2023-02-01 14:54 INFO 27658:HashesCollector - Found 27k unique hashes over 40k lines. Using 0.1GB of RAM.
submitit ERROR (2023-02-01 14:54:04,589) - Submitted job triggered an exception
2023-02-01 14:54 ERROR 27658:submitit - Submitted job triggered an exception
Traceback (most recent call last):
  File "/usr/lib/python3.7/runpy.py", line 193, in _run_module_as_main
    "__main__", mod_spec)
  File "/usr/lib/python3.7/runpy.py", line 85, in _run_code
    exec(code, run_globals)
  File "/home/sonla/.local/lib/python3.7/site-packages/submitit/core/_submit.py", line 11, in <module>
    submitit_main()
  File "/home/sonla/.local/lib/python3.7/site-packages/submitit/core/submission.py", line 72, in submitit_main
    process_job(args.folder)
  File "/home/sonla/.local/lib/python3.7/site-packages/submitit/core/submission.py", line 65, in process_job
    raise error
  File "/home/sonla/.local/lib/python3.7/site-packages/submitit/core/submission.py", line 54, in process_job
    result = delayed.result()
  File "/home/sonla/.local/lib/python3.7/site-packages/submitit/core/utils.py", line 133, in result
    self._result = self.function(*self.args, **self.kwargs)

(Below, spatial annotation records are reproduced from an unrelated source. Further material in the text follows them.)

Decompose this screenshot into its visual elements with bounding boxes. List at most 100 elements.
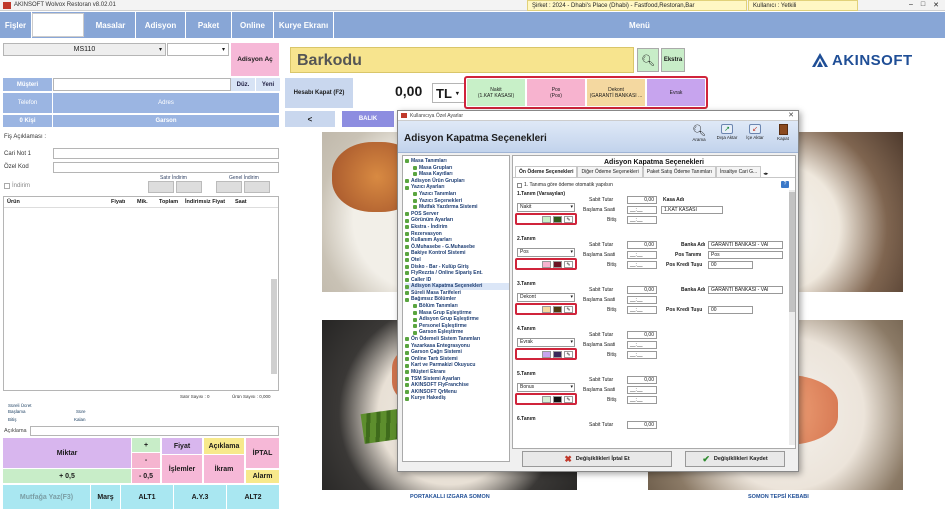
edit-color-icon[interactable]: ✎ [564,350,573,358]
kasa-select[interactable]: 1.KAT KASASI [661,206,723,214]
duzelt-button[interactable]: Düz. [231,78,255,91]
menu-fisler[interactable]: Fişler [0,12,32,38]
balik-category[interactable]: BALIK [342,111,394,127]
islemler-button[interactable]: İşlemler [162,455,202,483]
tree-item[interactable]: Yazarkasa Entegrasyonu [405,343,509,350]
tree-item[interactable]: Ön Ödemeli Sistem Tanımları [405,336,509,343]
pos-tanimi-input[interactable]: Pos [708,251,783,259]
search-icon[interactable]: 🔍︎ [637,48,659,72]
kasa-select[interactable]: GARANTİ BANKASI - VAİ [708,241,783,249]
tree-item[interactable]: Mutfak Yazdırma Sistemi [405,204,509,211]
tree-item[interactable]: Kart ve Parmakizi Okuyucu [405,362,509,369]
save-changes-button[interactable]: ✔ Değişiklikleri Kaydet [685,451,785,467]
background-color-swatch[interactable] [542,305,551,313]
genel-indirim-pct[interactable] [216,181,242,193]
tree-item[interactable]: Yazıcı Tanımları [405,191,509,198]
minus-button[interactable]: - [132,453,160,468]
edit-color-icon[interactable]: ✎ [564,305,573,313]
background-color-swatch[interactable] [542,215,551,223]
tree-item[interactable]: Bakiye Kontrol Sistemi [405,250,509,257]
sabit-tutar-input[interactable]: 0,00 [627,241,657,249]
settings-tree[interactable]: Masa Tanımları Masa Grupları Masa Kayıtlar… [402,155,510,462]
kisi-count[interactable]: 0 Kişi [3,115,52,127]
tab-on-odeme[interactable]: Ön Ödeme Seçenekleri [515,166,578,177]
tree-item[interactable]: Adisyon Kapatma Seçenekleri [405,283,509,290]
text-color-swatch[interactable] [553,305,562,313]
tree-item[interactable]: Kurye Hakediş [405,395,509,402]
table-select[interactable]: MS110 ▾ [3,43,166,56]
tree-item[interactable]: Ekstra - İndirim [405,224,509,231]
tree-item[interactable]: Disko - Bar - Kulüp Giriş [405,264,509,271]
tree-item[interactable]: Adisyon Ürün Grupları [405,178,509,185]
edit-color-icon[interactable]: ✎ [564,215,573,223]
maximize-icon[interactable]: □ [921,1,925,9]
sabit-tutar-input[interactable]: 0,00 [627,376,657,384]
tree-item[interactable]: FlyRezzta / Online Sipariş Ent. [405,270,509,277]
plus-button[interactable]: + [132,438,160,452]
order-table[interactable]: Ürün Fiyatı Mik. Toplam İndirimsiz Fiyat… [3,196,279,391]
satir-indirim-pct[interactable] [148,181,174,193]
pos-kredi-select[interactable]: 00 [708,306,753,314]
musteri-input[interactable] [53,78,231,91]
garson-select[interactable]: Garson [53,115,279,127]
tree-item[interactable]: AKINSOFT QrMenu [405,389,509,396]
text-color-swatch[interactable] [553,350,562,358]
satir-indirim-amt[interactable] [176,181,202,193]
aciklama-input[interactable] [30,426,279,436]
payment-type-select[interactable]: Pos ▾ [517,248,575,257]
bitis-input[interactable]: __:__ [627,351,657,359]
menu-kurye-ekrani[interactable]: Kurye Ekranı [274,12,334,38]
text-color-swatch[interactable] [553,260,562,268]
tree-item[interactable]: Online Tartı Sistemi [405,356,509,363]
adisyon-ac-button[interactable]: Adisyon Aç [231,43,279,76]
background-color-swatch[interactable] [542,350,551,358]
bitis-input[interactable]: __:__ [627,216,657,224]
sabit-tutar-input[interactable]: 0,00 [627,331,657,339]
payment-type-select[interactable]: Evrak ▾ [517,338,575,347]
close-icon[interactable]: ✕ [933,1,939,9]
dialog-close-icon[interactable]: ✕ [788,111,794,119]
yeni-button[interactable]: Yeni [256,78,280,91]
dekont-button[interactable]: Dekont (GARANTİ BANKASI ... [587,79,645,106]
fiyat-button[interactable]: Fiyat [162,438,202,454]
tree-item[interactable]: Personel Eşleştirme [405,323,509,330]
payment-type-select[interactable]: Dekont ▾ [517,293,575,302]
minimize-icon[interactable]: – [909,1,913,9]
kapat-tool[interactable]: Kapat [772,124,794,142]
bitis-input[interactable]: __:__ [627,261,657,269]
payment-type-select[interactable]: Nakit ▾ [517,203,575,212]
tree-item[interactable]: TSM Sistemi Ayarları [405,376,509,383]
tree-item[interactable]: Rezervasyon [405,231,509,238]
menu-online[interactable]: Online [232,12,274,38]
tree-item[interactable]: Görünüm Ayarları [405,217,509,224]
baslama-saati-input[interactable]: __:__ [627,341,657,349]
tab-paket-satis[interactable]: Paket Satış Ödeme Tanımları [642,166,716,177]
tree-item[interactable]: Otel [405,257,509,264]
minus-half-button[interactable]: - 0,5 [132,469,160,483]
tree-item[interactable]: Adisyon Grup Eşleştirme [405,316,509,323]
tree-item[interactable]: Yazıcı Seçenekleri [405,198,509,205]
evrak-button[interactable]: Evrak [647,79,705,106]
edit-color-icon[interactable]: ✎ [564,260,573,268]
disa-aktar-tool[interactable]: ↗ Dışa Aktar [716,124,738,142]
currency-select[interactable]: TL ▾ [432,83,466,103]
miktar-button[interactable]: Miktar [3,438,131,468]
tree-item[interactable]: Masa Grup Eşleştirme [405,310,509,317]
payment-type-select[interactable]: Bonus ▾ [517,383,575,392]
sabit-tutar-input[interactable]: 0,00 [627,286,657,294]
ekstra-button[interactable]: Ekstra [661,48,685,72]
sabit-tutar-input[interactable]: 0,00 [627,421,657,429]
alt2-button[interactable]: ALT2 [227,485,279,509]
text-color-swatch[interactable] [553,395,562,403]
tree-item[interactable]: Masa Grupları [405,165,509,172]
menu-adisyon[interactable]: Adisyon [136,12,186,38]
cari-not-input[interactable] [53,148,279,159]
tree-item[interactable]: Müşteri Ekranı [405,369,509,376]
nakit-button[interactable]: Nakit (1.KAT KASASI) [467,79,525,106]
aciklama-button[interactable]: Açıklama [204,438,244,454]
alt1-button[interactable]: ALT1 [121,485,173,509]
plus-half-button[interactable]: + 0,5 [3,469,131,483]
genel-indirim-amt[interactable] [244,181,270,193]
tab-diger-odeme[interactable]: Diğer Ödeme Seçenekleri [577,166,643,177]
tree-item[interactable]: Masa Tanımları [405,158,509,165]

  File "/data/cc_net/cc_net/mine.py", line 276, in _hashes_shard
    inputs=conf.get_cc_shard(shard),
  File "/data/cc_net/cc_net/jsonql.py", line 455, in run_pipes
    write_jsons(data, output)
  File "/data/cc_net/cc_net/jsonql.py", line 496, in write_jsons
    for res in source:
  File "/data/cc_net/cc_net/jsonql.py", line 284, in map
    for x in source:
  File "/data/cc_net/cc_net/process_wet_file.py", line 216, in __iter__
    for doc in parse_warc_file(self.open_segment(segment), self.min_len):
  File "/data/cc_net/cc_net/process_wet_file.py", line 149, in parse_warc_file
    for doc in group_by_docs(lines):
  File "/data/cc_net/cc_net/process_wet_file.py", line 122, in group_by_docs
    for warc in warc_lines:
  File "/data/cc_net/cc_net/jsonql.py", line 971, in _close_when_exhausted
    yield from file
  File "/usr/lib/python3.7/gzip.py", line 289, in read1
    return self._buffer.read1(size)
  File "/usr/lib/python3.7/_compression.py", line 68, in readinto
    data = self.read(len(byte_view))
  File "/usr/lib/python3.7/gzip.py", line 482, in read
    raise EOFError("Compressed file ended before the "
EOFError: Compressed file ended before the end-of-stream marker was reached
yanzhouyoung commented 1 year ago

@datquocnguyen I have the same problem. The wet file(test_data/wet_cache/2022-49/CC-MAIN-20221203075717-20221203105717-00000.warc.wet.gz) is corrupted, you need to delete it and run the program again.